Ramzan Kadyrov, leader of the Russian Federation’s Muslim-majority Chechen Republic, is prepared to unleash up to 70,000 fighters on Ukraine to support his “commander-in-chief”, Vladimir Putin.
State-backed Russian news outlet RT published video footage on Friday showing an enormous rally of, it reported, 12,000 “local volunteers” in the Chechen capital of Grozny, with Kadyrov telling the assembly that his advice to Ukraine’s president Volodymyr Zelensky was to “[call] our President, Supreme Commander Vladimir Vladimirovich Putin, and [apologise] for not doing so sooner. Do it in order to save Ukraine. Ask for forgiveness and agree to all the conditions that Russia puts forward.”
British newspaper of record The Times quoted Kadyrov’s speech slightly differently, reporting that he had said: “I want to give some advice to current President Zelensky before he becomes the ex-president of Ukraine. He should call our president as quickly as possible, the commander-in-chief Vladimir Vladimirovich Putin, and ask for forgiveness.”
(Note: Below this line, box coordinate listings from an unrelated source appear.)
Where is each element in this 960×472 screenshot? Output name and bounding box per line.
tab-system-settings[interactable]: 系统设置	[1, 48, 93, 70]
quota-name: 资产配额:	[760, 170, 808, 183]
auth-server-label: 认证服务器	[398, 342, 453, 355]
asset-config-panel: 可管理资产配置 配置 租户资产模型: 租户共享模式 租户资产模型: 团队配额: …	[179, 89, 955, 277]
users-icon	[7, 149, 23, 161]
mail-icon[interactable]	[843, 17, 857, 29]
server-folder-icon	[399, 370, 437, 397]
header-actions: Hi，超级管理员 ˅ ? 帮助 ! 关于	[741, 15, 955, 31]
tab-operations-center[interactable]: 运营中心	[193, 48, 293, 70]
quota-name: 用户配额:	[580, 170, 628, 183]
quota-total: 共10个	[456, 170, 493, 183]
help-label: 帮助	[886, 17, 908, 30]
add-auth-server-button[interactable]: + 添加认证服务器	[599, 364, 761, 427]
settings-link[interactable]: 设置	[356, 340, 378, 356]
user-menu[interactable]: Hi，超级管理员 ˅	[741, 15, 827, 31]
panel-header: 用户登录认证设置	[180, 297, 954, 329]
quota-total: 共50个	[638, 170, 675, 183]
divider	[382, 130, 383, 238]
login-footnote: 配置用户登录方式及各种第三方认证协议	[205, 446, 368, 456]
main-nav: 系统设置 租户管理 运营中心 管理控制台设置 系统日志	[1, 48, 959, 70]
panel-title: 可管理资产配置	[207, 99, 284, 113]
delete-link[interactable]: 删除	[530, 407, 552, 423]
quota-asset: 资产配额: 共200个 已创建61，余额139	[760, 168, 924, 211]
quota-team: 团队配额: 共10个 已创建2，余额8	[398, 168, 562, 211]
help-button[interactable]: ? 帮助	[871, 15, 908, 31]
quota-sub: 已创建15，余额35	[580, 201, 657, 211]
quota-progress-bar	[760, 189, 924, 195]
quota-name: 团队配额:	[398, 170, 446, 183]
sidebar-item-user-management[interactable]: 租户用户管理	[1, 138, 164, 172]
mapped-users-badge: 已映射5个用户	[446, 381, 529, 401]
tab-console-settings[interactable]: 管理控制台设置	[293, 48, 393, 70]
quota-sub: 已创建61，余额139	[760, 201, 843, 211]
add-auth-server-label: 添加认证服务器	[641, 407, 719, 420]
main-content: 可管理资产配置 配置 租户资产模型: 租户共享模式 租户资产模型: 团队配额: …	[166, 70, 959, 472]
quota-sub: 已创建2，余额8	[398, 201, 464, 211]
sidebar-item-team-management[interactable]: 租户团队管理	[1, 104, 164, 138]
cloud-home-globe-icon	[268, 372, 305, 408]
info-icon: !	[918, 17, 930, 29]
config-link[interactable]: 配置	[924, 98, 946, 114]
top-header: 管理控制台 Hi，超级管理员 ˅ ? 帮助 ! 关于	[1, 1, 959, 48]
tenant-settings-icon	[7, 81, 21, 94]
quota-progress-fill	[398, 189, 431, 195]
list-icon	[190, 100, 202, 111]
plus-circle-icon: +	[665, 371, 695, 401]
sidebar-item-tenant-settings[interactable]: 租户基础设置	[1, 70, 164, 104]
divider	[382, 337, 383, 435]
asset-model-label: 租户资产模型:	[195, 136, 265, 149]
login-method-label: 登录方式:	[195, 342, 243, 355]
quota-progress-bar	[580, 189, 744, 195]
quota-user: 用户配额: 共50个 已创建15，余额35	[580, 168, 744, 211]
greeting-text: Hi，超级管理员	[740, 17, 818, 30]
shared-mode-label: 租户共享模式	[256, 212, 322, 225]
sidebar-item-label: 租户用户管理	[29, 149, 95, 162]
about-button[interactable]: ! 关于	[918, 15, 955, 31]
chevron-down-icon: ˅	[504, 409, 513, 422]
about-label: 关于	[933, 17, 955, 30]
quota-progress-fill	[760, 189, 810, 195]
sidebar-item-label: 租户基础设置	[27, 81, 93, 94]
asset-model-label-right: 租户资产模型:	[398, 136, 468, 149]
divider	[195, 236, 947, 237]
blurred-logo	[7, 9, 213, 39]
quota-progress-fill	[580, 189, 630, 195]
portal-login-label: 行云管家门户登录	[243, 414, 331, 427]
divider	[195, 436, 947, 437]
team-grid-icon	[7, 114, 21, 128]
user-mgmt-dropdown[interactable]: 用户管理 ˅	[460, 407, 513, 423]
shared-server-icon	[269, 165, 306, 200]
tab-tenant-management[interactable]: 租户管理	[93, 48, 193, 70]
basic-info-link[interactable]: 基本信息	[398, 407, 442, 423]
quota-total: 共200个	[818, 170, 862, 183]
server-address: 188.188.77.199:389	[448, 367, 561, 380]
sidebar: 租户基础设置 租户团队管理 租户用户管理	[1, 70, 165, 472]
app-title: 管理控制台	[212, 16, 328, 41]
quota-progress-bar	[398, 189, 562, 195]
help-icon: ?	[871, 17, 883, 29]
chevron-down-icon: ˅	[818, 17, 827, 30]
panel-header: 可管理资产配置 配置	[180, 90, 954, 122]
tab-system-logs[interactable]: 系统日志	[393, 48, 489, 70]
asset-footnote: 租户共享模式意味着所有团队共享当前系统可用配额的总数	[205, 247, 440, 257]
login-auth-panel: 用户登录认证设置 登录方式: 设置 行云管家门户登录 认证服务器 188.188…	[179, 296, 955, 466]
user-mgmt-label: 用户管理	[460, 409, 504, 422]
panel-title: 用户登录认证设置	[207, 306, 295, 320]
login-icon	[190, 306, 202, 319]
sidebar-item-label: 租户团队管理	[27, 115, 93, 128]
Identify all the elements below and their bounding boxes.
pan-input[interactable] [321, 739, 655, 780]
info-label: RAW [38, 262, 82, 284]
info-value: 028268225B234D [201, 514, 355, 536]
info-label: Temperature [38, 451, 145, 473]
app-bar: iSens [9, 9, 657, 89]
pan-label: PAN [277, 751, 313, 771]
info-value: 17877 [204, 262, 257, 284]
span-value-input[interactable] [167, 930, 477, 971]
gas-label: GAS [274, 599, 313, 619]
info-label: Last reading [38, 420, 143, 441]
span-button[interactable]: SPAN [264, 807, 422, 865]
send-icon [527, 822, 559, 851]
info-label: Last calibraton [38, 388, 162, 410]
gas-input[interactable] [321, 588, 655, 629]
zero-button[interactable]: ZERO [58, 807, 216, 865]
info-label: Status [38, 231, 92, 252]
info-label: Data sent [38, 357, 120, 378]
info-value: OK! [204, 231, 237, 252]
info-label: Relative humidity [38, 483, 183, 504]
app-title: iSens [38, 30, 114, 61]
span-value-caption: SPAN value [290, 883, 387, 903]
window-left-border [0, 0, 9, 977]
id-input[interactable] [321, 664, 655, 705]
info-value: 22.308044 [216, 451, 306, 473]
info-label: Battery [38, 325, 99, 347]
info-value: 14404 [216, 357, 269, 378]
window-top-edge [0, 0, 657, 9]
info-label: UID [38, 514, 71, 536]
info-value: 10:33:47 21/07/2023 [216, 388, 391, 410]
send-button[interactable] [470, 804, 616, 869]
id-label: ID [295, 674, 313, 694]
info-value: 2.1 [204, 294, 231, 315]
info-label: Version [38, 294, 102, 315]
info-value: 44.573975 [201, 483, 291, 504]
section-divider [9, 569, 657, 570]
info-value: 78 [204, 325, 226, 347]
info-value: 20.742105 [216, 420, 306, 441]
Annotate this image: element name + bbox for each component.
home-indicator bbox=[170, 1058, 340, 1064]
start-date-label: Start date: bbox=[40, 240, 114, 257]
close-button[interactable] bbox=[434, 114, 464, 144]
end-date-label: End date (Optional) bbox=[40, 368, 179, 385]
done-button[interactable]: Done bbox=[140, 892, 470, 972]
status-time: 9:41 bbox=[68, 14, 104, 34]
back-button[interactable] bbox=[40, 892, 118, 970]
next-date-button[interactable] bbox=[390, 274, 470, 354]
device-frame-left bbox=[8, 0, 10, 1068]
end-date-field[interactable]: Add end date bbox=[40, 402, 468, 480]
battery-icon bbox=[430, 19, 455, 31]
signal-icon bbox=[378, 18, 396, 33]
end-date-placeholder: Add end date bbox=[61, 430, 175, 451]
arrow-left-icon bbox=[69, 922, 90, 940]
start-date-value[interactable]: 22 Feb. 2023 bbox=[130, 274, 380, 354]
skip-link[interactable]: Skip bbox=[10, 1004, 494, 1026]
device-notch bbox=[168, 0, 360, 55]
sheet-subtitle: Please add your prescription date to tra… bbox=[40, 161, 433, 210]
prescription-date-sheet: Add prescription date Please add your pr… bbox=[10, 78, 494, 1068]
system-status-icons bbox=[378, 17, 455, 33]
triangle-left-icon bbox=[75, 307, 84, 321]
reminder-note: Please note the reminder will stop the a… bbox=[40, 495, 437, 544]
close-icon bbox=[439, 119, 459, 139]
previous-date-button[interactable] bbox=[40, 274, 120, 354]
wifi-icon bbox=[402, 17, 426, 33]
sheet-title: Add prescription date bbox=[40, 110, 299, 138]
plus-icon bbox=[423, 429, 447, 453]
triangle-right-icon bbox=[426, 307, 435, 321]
The London-based news outlet added that the Chechen leader — who participated in a jihadist insurrection against Moscow in the mid-’90s but defected to the Russian side during an expanded jihad in 1999 — boasted he could recruit 70,000 men to fight in the “hottest spots in Ukraine,” and that the assembled masses responded with chants of “Allahu Akbar!”
It was initially suggested that Kadyrov’s forces were merely prepared for service “in any special operation” and had not actually been deployed to Ukraine yet, but Chechen media now reports that his men are in theatre, sharing video footage which purports to show them capturing a Ukrainian military facility and replacing its Ukrainian flag with a Russian one.
Reuters, citing Chechen media, quoted Kadyrov as saying that his forces currently “do not have one single casualty, or wounded, not a single man has even had a runny nose” and that they will “carry out [President Putin’s] orders under any circumstances”.
Leading British tabloids The Daily Mail and The Sun have also published sensational reports of Chechen “hunters” being tasked with finding and killing particular Ukrainian officials for the Kremlin, but they are unsubstantiated and appear to be poorly sourced.